Grave Movimiento Sísmico en Medellín

En mi opinión, la capital Antioqueña se está convirtiendo en el laboratorio comunista en el cual se comienzan a fraguar las acciones y arremetidas políticas e ideológicas de izquierda que van a determinar el futuro inmediato de Colombia. Con el movimiento sísmico y el remezón que acaba de protagonizar el Alcalde Quintero deja en evidencia que la toma de Colombia por parte de la izquierda y el comunismo va muy en serio.

El alcalde de Medellín cometió una terrible afrenta contra el pueblo Antioqueño, que podríamos calificar de sacrilegio e improperio, al haberse enfrentado e injuriado a un grupo de nobles y ejemplares ciudadanos, que se han caracterizado por su empeño en hacer de Antioquia y de Medellín el departamento y la ciudad modelos en el país, de ejemplar civilismo, desarrollo y pujanza.

Utilizando el estilo y las tácticas de Petro y Claudia López, con la arrogancia y prepotencia que caracteriza a los militantes de la izquierda, destituyó una Junta Directiva de Notables paisas, la cual tenía entre sus miembros al Dr. Manuel Santiago Mejía, quizás uno de los más destacados y respetados antioqueños.

Se trata nada más y nada menos de la Junta Directiva de las Empresas Públicas de Medellín, una empresa modelo en Colombia y en América Latina, inmensamente admirada y querida por todos los colombianos. Es así como el señor Quintero efectuó unos movimientos y cambios en su administración la semana pasada, aparentemente intrascendentes, pero de una profundidad política inmensa.

Definitivamente la decisión de la izquierda de apuntarle a tomarse las principales alcaldías de Colombia fue acertadísima y lo lograron en Bogotá, Medellín y Cali.

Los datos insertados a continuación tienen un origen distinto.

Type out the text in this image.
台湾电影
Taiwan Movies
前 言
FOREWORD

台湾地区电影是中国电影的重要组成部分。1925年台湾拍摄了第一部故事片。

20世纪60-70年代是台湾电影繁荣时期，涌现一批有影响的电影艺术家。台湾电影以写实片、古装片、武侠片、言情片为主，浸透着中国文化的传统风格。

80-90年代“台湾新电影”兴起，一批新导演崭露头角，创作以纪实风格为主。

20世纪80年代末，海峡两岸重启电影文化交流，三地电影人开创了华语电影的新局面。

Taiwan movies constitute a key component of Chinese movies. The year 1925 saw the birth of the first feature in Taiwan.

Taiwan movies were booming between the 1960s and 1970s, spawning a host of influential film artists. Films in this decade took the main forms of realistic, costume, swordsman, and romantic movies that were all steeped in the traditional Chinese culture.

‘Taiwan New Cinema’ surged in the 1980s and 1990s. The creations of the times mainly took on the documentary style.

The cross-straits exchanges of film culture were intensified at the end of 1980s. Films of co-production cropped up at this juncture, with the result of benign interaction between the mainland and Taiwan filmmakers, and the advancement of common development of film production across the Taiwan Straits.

Y me temo, muy seriamente, que en estas tres ciudades ya se ha iniciado en Colombia la transición de la democracia hacia el comunismo.

Lo único que podría detener este avance del comunismo seria mediante una figura imaginativa y con un profundo cariz democrático, lo cual incluiría un recurso extraordinario y constitucional para afianzarnos en el poder, perdiendo la vergüenza y el pudor, y no dejándonos sacar del gobierno y demás instituciones democráticas.

Y como si todo lo anterior fuera poco, de ñapa, ahora me siento abatido y consternado por la intensa y perfidia campaña de descrédito y difamación contra el expresidente Uribe y el presidente Duque, así como con la presión que está ejerciendo la izquierda para que renuncie el Primer Mandatario de la República.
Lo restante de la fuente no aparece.